Major highways that pass through the Qamdo Prefecture are:

-Xikang-Tibet Highway. In 1950 when the PLA began to march into Tibet, Chairman Mao Zedong issued an order: "Marching while building roads". On April 13, ground was broken in Ya’an, Xikang Province, for construction of the Xikang-Tibet Highway.

In March 1951, a group of 600 specialists were organized to survey the site. Chairman Mao personally planned the highway’s construction, and the PLA 18th Army was charged with building the section from Garze to Qamdo, Taizao and Lhasa.

On December 20, 1952, the Garze-Qamdo section was completed. On January 5, 1953, Chairman Mao approved construction of the southern route from Qamdo to Lhasa. This made it possible for the Xikang-Tibet and Qinghai-Tibet highways to reach Lhasa. The road was opened to traffic in December 1954.

On November 1955, Xikang Province was annulled, and the Xikang-Tibet Highway was renamed Sichuan-Tibet Highway.

In 1963, work began on the southern section of the Sichuan-Tibet Highway, namely National Highway 318. Extending from Olho to Litang, Batang, Zobalung, Mangkang and Bamda, it was completed in August 1964.

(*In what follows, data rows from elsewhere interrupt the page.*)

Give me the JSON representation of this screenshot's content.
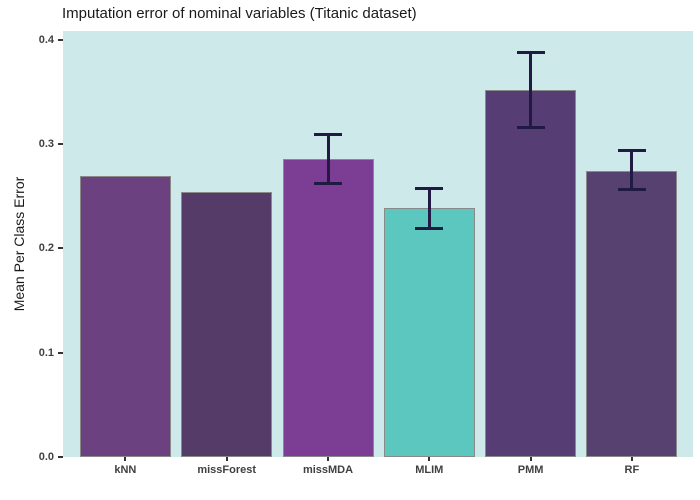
{
  "chart_data": {
    "type": "bar",
    "title": "Imputation error of nominal variables (Titanic dataset)",
    "ylabel": "Mean Per Class Error",
    "xlabel": "",
    "categories": [
      "kNN",
      "missForest",
      "missMDA",
      "MLIM",
      "PMM",
      "RF"
    ],
    "values": [
      0.27,
      0.254,
      0.286,
      0.239,
      0.352,
      0.274
    ],
    "error_bars": [
      null,
      null,
      {
        "lower": 0.261,
        "upper": 0.311
      },
      {
        "lower": 0.218,
        "upper": 0.259
      },
      {
        "lower": 0.315,
        "upper": 0.389
      },
      {
        "lower": 0.255,
        "upper": 0.295
      }
    ],
    "bar_colors": [
      "#6C4180",
      "#553C68",
      "#7B3E94",
      "#5CC7BE",
      "#563E74",
      "#564170"
    ],
    "bar_border_color": "#8A8A8A",
    "error_bar_color": "#201A45",
    "plot_background": "#CEE9EA",
    "page_background": "#FFFFFF",
    "y_ticks": [
      {
        "value": 0.0,
        "label": "0.0"
      },
      {
        "value": 0.1,
        "label": "0.1"
      },
      {
        "value": 0.2,
        "label": "0.2"
      },
      {
        "value": 0.3,
        "label": "0.3"
      },
      {
        "value": 0.4,
        "label": "0.4"
      }
    ],
    "ylim": [
      0,
      0.4086
    ],
    "grid": false,
    "legend": false
  }
}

-Yunnan-Tibet Highway. It covers 715 km from Xiaguan in Yunnan to Mangkang in Tibet. Construction began in August 1950 and the section from Xiaguan to Lijiang was quickly completed. But further construction work was sporadic so that the highway was only finally completed in October 1973.

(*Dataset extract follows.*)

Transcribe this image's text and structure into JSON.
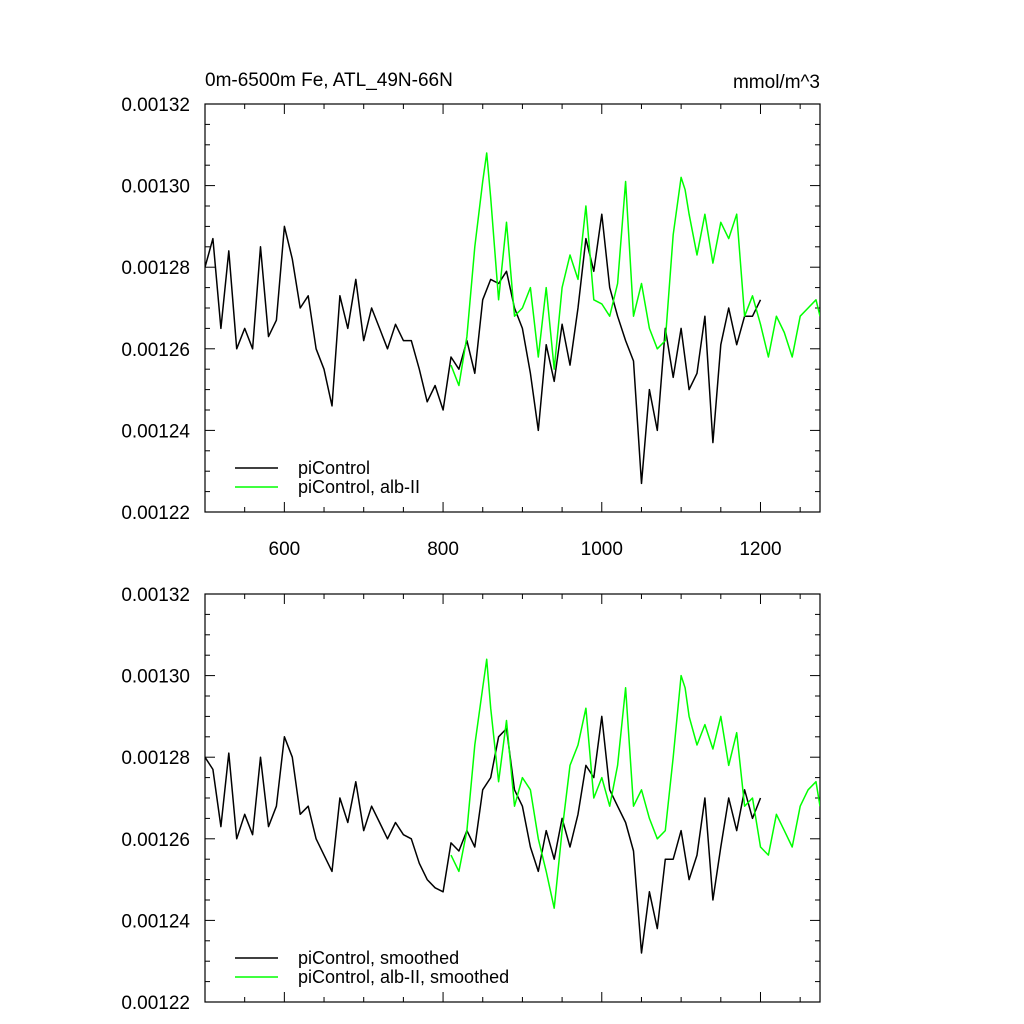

-Nagqu-Qamdo Highway. As the Xikang-Tibet Highway was often damaged by natural calamities, the Tibet Work Committee of the Central Government decided to build the 745-km highway in 1956, and construction began three years later. Other highways were also built between Qamdo and Chagyab, Lholung, Benba, Tuba and Bamda.

AIR SERVICES. In 1978, Bamda Airport, with a 5,500 meter-long runway, was built at an elevation of 4,300 meters, but, for a variety of reasons, was not used. It was repaired in 1990, and in 1992, the State Council earmarked 270 million Yuan for further repair of the runway and the addition of other facilities. Renovation of the airport was completed in 1994, and it can now handle jumbo jets.

Each week, the airport has six scheduled flights to Chengdu or Lhasa. In 1998, it was used by 16,900 passengers.